From CNA on the Dan Tan judgement
ACT SHOULD NOT HAVE A “LOOSE OR OPEN-ENDED REMIT”: CHIEF JUSTICE
In coming to their decision to free Tan, the Chief Justice and Judges of Appeal Chao Hick Tin and Andrew Phang Boon Leong examined in detail the proper scope of the Act. “At its inception, the Act was intended to deal with real and physical threats of harm within Singapore,” the judges noted, citing times when Singapore had been terrorised by “gangsters, secret society members, and drug traffickers with underworld and international syndicate connections”.
The criminal activities must be of a “sufficiently serious nature” to come under the ambit of the Act. While the “precise range of activities caught by the Act had broadened over time, their core characteristics have not”, the CJ pointed out, saying that the act should not have a “loose or open-ended remit”.

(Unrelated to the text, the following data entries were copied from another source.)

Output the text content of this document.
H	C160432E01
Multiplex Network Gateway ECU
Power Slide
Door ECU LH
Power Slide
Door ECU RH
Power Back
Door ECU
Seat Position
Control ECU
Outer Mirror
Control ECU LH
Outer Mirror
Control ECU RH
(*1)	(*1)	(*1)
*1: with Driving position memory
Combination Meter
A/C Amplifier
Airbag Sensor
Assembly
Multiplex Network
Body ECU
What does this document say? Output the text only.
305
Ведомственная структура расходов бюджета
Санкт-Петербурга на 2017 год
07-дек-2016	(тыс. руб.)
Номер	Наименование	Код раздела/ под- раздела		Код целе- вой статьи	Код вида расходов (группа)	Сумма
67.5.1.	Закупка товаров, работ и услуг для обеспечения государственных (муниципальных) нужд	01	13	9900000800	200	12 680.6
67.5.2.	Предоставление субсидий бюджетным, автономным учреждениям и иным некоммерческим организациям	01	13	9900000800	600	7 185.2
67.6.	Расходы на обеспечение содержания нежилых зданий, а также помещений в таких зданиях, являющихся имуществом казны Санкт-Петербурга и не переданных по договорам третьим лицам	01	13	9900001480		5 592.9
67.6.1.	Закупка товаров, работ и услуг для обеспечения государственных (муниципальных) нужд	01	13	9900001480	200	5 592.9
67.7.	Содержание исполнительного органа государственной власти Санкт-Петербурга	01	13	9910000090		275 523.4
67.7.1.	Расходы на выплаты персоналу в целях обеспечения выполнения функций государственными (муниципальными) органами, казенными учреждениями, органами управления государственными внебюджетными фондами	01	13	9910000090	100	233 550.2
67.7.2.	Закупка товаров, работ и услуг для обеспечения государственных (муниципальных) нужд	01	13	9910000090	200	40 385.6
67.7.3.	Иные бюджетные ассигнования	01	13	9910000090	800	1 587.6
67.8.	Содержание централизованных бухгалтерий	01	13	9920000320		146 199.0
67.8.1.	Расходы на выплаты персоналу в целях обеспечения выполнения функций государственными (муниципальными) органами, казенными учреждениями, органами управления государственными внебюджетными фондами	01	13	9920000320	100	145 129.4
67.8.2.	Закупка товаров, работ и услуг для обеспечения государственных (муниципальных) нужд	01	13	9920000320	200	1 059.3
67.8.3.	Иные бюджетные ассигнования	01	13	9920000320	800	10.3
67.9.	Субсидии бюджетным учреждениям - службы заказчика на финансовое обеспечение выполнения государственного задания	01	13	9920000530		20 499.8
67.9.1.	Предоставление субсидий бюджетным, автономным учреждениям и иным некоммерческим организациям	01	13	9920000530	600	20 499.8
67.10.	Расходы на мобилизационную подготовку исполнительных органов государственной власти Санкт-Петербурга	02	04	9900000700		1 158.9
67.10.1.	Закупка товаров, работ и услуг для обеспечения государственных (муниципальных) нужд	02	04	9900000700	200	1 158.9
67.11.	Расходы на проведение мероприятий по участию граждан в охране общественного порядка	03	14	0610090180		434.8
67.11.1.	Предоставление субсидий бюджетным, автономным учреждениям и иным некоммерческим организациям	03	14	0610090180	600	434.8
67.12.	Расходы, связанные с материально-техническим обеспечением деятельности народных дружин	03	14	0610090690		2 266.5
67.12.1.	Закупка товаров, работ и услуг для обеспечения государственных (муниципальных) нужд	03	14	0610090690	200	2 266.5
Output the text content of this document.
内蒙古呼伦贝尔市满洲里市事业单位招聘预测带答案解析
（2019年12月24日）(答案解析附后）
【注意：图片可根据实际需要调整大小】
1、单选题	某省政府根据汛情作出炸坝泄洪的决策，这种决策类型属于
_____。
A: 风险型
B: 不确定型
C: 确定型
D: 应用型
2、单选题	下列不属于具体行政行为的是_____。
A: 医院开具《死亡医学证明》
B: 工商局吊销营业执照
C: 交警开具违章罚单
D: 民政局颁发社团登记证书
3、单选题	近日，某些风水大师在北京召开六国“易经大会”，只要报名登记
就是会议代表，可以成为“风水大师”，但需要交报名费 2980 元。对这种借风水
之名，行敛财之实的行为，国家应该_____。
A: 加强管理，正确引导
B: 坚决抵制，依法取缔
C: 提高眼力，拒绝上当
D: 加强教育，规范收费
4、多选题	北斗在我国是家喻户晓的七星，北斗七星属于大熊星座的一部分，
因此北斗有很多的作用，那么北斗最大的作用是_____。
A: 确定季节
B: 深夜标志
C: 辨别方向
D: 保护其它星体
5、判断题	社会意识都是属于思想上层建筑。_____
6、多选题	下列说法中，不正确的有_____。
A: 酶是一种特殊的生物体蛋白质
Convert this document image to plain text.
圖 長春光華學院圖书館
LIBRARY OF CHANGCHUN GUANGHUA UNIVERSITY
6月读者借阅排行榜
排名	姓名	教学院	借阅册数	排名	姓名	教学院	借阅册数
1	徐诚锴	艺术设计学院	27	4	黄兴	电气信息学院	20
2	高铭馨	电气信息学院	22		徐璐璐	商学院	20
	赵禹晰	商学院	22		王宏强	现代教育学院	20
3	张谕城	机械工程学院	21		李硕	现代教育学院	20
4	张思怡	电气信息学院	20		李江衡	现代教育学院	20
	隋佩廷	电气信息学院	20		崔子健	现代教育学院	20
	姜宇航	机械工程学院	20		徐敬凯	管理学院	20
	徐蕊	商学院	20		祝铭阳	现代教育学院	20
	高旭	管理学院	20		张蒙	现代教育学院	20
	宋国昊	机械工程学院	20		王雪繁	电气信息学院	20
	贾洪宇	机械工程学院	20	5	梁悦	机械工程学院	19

DETAINING TAN WITHOUT TRIAL BEYOND MINISTER’S POWER: CHIEF JUSTICE
The apex court also came to a landmark judgement regarding the scope of the power vested in the minister, and ruled that in Tan’s case, the minister’s action “fell outside the limits of his power”.
The Act provides for detention without trial if the criminal activities have a “prejudicial effect” on the public safety, peace and good order of Singapore. This is the “entire reason” for the Act, CJ Menon wrote, emphasising that the activities need not have occurred here, but that they must threaten our public safety, peace and order.
However, there is “nothing to indicate that (Tan) did engage in any activities of so serious a nature” as to warrant detention without trial under the Act, CJ Menon wrote. Furthermore, Tan’s criminal acts had ceased almost two and a half years before he was served with a detention order, he noted.
Though Tan has been linked to syndicated international match-fixing activities, his actions at best “amount to a slew of corrupt practices”, CJ Menon said. “As reprehensible as they undoubtedly are, (they) cannot be said to rise to the level of gravity that they would have to in order to come within the scope of the Minister’s power to act.”